Dal punto di vista storico dovrebbe essere ovvio, soprattutto se si interpreta la dinamica conflittuale della storia in una luce squisitamente realistica, sottolineare che le alleanze fra Stati non sono mai eterne, ma determinate da interessi che non possono essere permanenti, bensì mutevoli.
In un’ottica di realpolitik ciò significa che le relazioni tra Stati si costruiscono sugli interessi nazionali e dunque sul vantaggio reciproco e non sulla dimensione morale. Proprio perché gli interessi sono mutevoli, i rapporti tra Stati mutano di continuo e sono quindi in costante trasformazione.
All’interno di questa cornice, sovente gli Stati decidono di allearsi fra di loro solo per raggiungere determinati obiettivi che possono essere ora di natura economica ora di sicurezza puramente militare. Proprio per questo l’alleato di oggi può diventare il nemico di domani. In altri termini, i veri e propri alleati sono coloro che forniscono qualcosa che i singoli Stati non possono avere. Allo scopo di illustrare questa semplice tesi mi sembra opportuno fare alcuni esempi di natura storica.
Venezia durante il XVI secolo, pur essendo cattolica, aveva ottimi rapporti di natura economica con l’Impero ottomano; infatti, in più occasioni, la Repubblica si servì di Costantinopoli per esercitare pressioni politiche sui propri vicini e sui propri rivali, poiché la principale preoccupazione era quella di salvaguardare le rotte commerciali marittime e quindi l’Impero ottomano non poteva che essere il suo principale alleato.
Sempre nel XVI secolo Francesco I, sovrano francese, pianificò operazioni militari in sinergia con l’Impero ottomano – governato dal Sultano Solimano – contro l’imperatore Carlo V.
Per venire ad esempi tratti dalla storia contemporanea basti pensare alla guerra Iran-Iraq degli anni 80, nella quale gli Stati Uniti aiutarono gli iracheni sia sotto il profilo dell’intelligence militare sia sotto il profilo della logistica. Dopo la conclusione della guerra gli Stati Uniti considerarono il leader politico Saddam Hussein il loro principale nemico.
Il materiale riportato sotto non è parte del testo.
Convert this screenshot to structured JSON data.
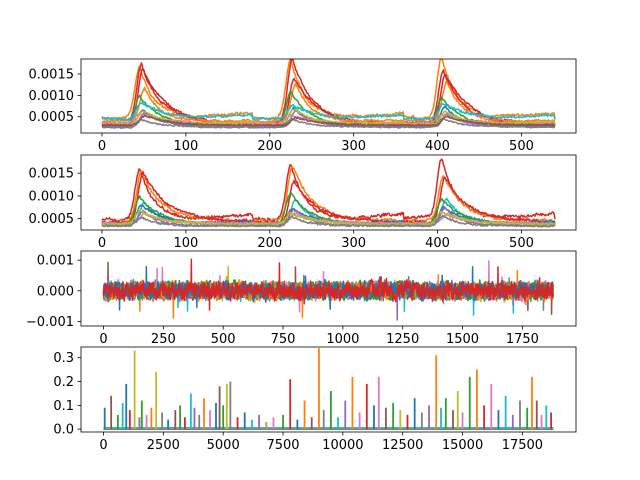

Ma è opportuno andare più nello specifico proprio allo scopo di sottolineare la provvisorietà delle alleanze: sempre durante la guerra Iran-Iraq, il presidente americano Reagan inviò a Baghdad un emissario con lo scopo di stabilire relazioni di tipo diplomatico, offrendogli un concreto aiuto per sconfiggere l’Iran. Questo emissario altri non era che Donald Rumsfeld; vent’anni dopo sarà proprio lo stesso Rumsfeld a essere uno dei principali artefici dell’invasione dell’Iraq e del rovesciamento politico e militare di Saddam Hussein.
Per venire ai tempi più recenti è sufficiente pensare al rapporto Stati Uniti-Giappone. Se durante la Seconda guerra mondiale, alla stessa stregua della Germania hitleriana, il Giappone rappresentava un formidabile avversario per gli Stati Uniti, oggi costituisce invece un indispensabile alleato allo scopo di contenere la proiezione di potenza cinese nel Mar cinese meridionale.
A tal proposito Giappone e gli Stati Uniti hanno iniziato il 26 ottobre le esercitazioni aeree, marittime e terrestri intorno al Giappone a scopo di deterrenza e contenimento nei confronti dell’attività militare cinese nell’Indo-Pacifico.
L’esercitazione – denominata Keen Sword – è la prima grande esercitazione da quando Yoshihide Suga è diventato primo ministro del Giappone. Secondo quanto dichiarato dal generale Koji Yamazaki, la situazione relativa alla sicurezza per il Giappone è diventata problematica, come d’altra parte confermato dal generale Kevin Schneider, comandante delle forze statunitensi in Giappone, che ha sottolineato come la recente attività della Cina preoccupi sia Washington che Tokyo.